Okay, my first response was particularly smart@ss, though I think it still has great merit. I would therefore add: a real man reserves the absolute right to edit his list at will; consultation be hanged.

I confess that re-reading the Esquire list, I quite like it. Not as a hard checklist, but as an off-beat and amusing and well-written piece. It endeavours to frame the impossible, that fleeting entity, the Well-Rounded Man.

It seems we've given up on that ideal; we know too much about too much; we despair of knowing enough to claim that title. Everyone is a specialist now. We're all tribal, and entrenched, in our niches, knowing more and more about less and less. Our only WRM is fictional, on the big screen.

It used to be that the Well-Rounded Man was the goal of education. He had a working understanding of science, of commerce, of governance, of philosophy and religion, of the military and aesthetic arts. He could fight a duel, go to war, hold his own in conversation, and dazzle the ladies at the ball. An officer, gentleman, and scholar, with practical savvy and social graces.

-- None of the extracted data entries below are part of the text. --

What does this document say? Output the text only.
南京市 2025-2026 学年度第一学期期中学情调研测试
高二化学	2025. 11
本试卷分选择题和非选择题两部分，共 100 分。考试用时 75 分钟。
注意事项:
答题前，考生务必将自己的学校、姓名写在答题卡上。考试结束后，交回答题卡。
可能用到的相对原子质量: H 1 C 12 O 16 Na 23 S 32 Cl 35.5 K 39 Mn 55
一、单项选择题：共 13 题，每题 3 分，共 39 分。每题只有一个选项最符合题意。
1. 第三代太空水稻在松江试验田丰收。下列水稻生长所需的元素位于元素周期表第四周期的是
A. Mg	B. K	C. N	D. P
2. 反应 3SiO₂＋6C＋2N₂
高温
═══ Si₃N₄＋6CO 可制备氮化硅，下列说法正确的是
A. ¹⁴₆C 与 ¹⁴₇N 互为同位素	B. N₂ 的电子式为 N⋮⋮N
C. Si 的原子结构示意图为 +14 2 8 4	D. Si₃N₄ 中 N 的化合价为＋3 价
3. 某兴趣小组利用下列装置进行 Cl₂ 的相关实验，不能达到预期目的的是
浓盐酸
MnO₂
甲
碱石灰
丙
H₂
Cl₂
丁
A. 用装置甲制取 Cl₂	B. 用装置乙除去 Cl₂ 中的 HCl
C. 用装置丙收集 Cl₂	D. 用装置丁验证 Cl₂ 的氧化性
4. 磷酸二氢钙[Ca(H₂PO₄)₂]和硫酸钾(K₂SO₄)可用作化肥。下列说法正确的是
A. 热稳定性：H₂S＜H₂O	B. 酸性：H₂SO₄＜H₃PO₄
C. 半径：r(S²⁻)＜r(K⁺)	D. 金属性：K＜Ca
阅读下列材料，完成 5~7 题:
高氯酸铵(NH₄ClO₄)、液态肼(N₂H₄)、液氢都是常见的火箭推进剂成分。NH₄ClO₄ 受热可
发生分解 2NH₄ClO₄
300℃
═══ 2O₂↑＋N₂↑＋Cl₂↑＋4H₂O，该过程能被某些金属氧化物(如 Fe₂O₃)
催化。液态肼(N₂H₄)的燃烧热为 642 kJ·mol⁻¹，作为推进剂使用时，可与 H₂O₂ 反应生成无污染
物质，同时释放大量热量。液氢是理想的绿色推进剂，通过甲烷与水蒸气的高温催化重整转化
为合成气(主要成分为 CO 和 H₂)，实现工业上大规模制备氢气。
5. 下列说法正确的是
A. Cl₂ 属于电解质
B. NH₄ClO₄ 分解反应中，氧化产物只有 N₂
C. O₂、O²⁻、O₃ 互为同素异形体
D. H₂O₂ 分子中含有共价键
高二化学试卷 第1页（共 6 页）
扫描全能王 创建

This idea is as old as the Greeks; and I seem to recall that H.G. Wells tried his hand at framing this as well, which puts us well into the 20th century. I also note that Google has some 2.67 million hits for that phrase.

(For the record, I have no objection to the Well-Rounded Woman either. In every sense of the phrase. I am proud to count my DW as one of these.)

So, if you buy my long-winded argument: what defines the Well-Rounded Man in this day and age?